How to Make Salmon on a George Foreman Grill
Mix all the ingredients together, coat the salmon on all sides with butter or olive oil, add the seasoning mix. If using skin-on salmon filets, go ahead and put a little seasoning on that side too. Be sure to get the sides as sell. We have plenty of seasoning to get those filets bursting with flavor.
Grill the salmon for 6-10 minutes, depending on the thickness. You can turn the filets, or even flip them if you want to get more even grilling in the case that your filets are not even thickness throughout. But really, just leaving them be for the cooking time is just fine too.
Salmon is cooked to perfection when it flakes apart easily with a fork. It’s ok if the middle is a bit pink, that’s actually what we want. As with most recipes, the doneness of the salmon (or any food) is best measured with an instant read thermometer. These inexpensive tools are invaluable in your kitchen. You want the center to be 145°(F).
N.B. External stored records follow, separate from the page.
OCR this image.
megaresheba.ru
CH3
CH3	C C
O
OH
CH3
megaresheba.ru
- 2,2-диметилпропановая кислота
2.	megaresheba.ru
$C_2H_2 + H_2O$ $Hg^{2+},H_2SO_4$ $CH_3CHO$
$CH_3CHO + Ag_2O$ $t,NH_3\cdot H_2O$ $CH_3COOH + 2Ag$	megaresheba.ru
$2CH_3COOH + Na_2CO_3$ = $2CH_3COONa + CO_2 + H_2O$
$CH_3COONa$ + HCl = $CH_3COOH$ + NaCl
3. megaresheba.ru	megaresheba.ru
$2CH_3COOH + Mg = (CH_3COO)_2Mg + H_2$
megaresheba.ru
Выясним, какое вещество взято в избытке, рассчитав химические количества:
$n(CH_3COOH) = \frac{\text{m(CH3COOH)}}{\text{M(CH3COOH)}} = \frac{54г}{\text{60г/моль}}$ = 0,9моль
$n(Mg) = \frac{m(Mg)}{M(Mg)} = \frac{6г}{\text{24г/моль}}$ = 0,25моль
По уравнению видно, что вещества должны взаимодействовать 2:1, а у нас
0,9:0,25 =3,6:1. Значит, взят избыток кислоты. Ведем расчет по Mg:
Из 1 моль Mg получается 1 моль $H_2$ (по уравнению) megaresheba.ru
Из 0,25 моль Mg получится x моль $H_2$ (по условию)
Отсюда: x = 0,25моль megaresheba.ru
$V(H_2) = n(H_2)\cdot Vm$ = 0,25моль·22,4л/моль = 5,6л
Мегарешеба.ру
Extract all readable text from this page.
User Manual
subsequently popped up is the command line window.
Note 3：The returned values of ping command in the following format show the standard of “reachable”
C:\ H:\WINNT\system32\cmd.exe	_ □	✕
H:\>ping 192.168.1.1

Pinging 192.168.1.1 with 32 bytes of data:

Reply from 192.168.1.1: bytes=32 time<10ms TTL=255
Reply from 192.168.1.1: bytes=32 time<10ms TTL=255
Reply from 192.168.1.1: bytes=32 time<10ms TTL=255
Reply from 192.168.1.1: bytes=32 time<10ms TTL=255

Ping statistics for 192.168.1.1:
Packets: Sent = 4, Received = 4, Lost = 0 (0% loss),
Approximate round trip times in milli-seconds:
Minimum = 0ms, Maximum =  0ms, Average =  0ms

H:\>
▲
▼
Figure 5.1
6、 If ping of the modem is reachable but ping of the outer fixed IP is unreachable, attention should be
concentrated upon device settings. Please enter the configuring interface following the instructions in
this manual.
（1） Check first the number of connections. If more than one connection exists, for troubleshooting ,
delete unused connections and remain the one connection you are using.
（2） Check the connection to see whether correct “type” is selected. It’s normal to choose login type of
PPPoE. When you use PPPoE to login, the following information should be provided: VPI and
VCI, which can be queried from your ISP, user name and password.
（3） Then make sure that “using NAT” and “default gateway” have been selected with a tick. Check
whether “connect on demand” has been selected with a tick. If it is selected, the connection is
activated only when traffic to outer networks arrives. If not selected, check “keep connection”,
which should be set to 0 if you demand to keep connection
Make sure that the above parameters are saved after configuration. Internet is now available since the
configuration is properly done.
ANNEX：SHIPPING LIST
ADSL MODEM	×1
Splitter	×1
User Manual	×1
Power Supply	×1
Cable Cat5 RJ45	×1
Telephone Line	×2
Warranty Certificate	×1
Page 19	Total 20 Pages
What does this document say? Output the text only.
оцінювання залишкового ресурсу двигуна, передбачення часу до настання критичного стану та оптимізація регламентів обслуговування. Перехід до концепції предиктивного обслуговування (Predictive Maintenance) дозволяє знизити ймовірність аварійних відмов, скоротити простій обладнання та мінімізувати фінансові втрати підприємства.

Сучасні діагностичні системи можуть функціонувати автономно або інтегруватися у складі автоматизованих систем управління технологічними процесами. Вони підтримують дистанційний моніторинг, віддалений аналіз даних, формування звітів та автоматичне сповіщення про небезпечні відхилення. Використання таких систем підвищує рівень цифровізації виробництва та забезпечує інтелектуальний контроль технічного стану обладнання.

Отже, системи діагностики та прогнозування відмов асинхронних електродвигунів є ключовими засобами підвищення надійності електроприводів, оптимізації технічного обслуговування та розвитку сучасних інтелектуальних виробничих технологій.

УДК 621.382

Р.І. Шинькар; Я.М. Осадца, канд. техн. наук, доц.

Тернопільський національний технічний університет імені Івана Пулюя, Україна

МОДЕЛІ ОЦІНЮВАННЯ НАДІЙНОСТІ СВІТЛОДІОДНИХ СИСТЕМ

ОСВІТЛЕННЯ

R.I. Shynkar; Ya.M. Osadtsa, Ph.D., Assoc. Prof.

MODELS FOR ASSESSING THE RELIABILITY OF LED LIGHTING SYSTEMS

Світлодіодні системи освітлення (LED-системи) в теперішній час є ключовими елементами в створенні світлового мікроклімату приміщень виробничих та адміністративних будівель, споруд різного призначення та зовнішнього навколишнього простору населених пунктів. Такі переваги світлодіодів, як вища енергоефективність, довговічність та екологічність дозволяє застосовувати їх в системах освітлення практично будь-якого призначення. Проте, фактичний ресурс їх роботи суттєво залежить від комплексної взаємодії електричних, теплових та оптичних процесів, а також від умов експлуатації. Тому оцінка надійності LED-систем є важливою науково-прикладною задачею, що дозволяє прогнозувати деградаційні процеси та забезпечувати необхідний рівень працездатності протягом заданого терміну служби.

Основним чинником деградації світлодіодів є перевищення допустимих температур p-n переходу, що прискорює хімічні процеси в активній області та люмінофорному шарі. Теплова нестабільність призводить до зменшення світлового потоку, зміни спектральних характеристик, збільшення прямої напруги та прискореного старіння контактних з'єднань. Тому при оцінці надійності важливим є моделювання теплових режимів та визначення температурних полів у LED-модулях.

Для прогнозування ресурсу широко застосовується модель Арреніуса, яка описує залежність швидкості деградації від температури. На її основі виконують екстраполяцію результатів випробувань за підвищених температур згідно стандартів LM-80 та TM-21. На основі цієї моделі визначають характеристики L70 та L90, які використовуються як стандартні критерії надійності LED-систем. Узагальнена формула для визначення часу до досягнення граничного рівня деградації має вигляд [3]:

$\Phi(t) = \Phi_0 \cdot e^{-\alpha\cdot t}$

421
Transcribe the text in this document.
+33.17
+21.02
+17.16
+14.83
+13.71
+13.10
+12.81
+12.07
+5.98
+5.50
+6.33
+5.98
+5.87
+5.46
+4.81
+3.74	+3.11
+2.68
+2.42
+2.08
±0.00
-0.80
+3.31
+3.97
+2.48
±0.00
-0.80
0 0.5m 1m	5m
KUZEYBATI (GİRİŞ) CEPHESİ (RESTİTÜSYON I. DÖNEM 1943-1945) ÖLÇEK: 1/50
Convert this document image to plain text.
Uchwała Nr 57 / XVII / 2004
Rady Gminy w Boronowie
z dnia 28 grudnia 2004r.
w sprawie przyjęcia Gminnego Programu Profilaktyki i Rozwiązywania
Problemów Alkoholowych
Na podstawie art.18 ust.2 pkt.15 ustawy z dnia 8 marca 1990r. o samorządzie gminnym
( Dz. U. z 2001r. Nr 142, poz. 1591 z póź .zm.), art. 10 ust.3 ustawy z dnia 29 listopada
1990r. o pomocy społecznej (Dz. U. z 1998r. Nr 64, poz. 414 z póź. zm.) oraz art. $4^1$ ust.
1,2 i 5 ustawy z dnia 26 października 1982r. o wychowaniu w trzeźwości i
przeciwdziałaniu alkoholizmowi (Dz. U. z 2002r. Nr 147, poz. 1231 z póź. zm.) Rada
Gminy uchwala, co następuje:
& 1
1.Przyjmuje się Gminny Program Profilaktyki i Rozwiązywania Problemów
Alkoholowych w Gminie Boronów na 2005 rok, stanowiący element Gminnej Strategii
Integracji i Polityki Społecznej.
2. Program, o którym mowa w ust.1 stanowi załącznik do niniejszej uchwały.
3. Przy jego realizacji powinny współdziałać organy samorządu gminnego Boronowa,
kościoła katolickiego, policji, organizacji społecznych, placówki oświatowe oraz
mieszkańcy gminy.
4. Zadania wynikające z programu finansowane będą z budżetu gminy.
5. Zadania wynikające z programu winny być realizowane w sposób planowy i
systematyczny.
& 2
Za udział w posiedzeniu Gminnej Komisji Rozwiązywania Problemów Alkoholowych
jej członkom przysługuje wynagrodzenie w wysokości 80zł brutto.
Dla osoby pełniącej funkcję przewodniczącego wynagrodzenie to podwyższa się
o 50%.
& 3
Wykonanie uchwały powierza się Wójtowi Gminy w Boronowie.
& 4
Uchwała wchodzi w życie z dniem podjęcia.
To avoid overcooking the salmon and to get that perfect result, pull the salmon off the grill when the internal temp reads close to 140°(f), then let it rest on a plate, covered in foil for 5 minutes. The salmon will continue to cook and reach the desired temperature. The results will be awesome. There will be just enough char on the outside with a nice, tender and moist meat that’s oh so good.
I always like to serve a good, fresh green vegetable with salmon. After all, we’re usually trying to stay on the healthy side with this recipe, and a good green vegetable goes right along with that. Our asparagus recipes are perfect – both our Oven Baked Asparagus with Garlic and Parmesan and Best Damn Air Fryer Asparagus. Naturally, some fresh steam broccoli is an excellent side dish. And a good bowl of soup beforehand is the perfect accompaniment. Try our Instant Pot Creamy Tomato Basil Soup.
Common Questions About George Foreman Grill Salmon
Q: How long can cooked salmon be stored?
A: In an airtight container, 3-4 in the refrigerator.
Q: Can I use frozen salmon for this recipe?
A: It can be tough to get even grilling on a contact grill using frozen salmon filets. Thinner, more even cuts work the best when frozen. And be sure to count on a few extra minutes for the cooking time. Maybe as much as double, depending on the size of the filet.
Q: What additional seasonings can I use?
A: The sky is the limit with this one, but one of my favorites is to swap the paprika for smoked paprika. Smoked paprika adds a whole new depth of flavor. Fresh lemon zest is another favorite. There’s nothing quite like freshly grated lemon zest on fish. It adds such a vibrance to the flavor profile.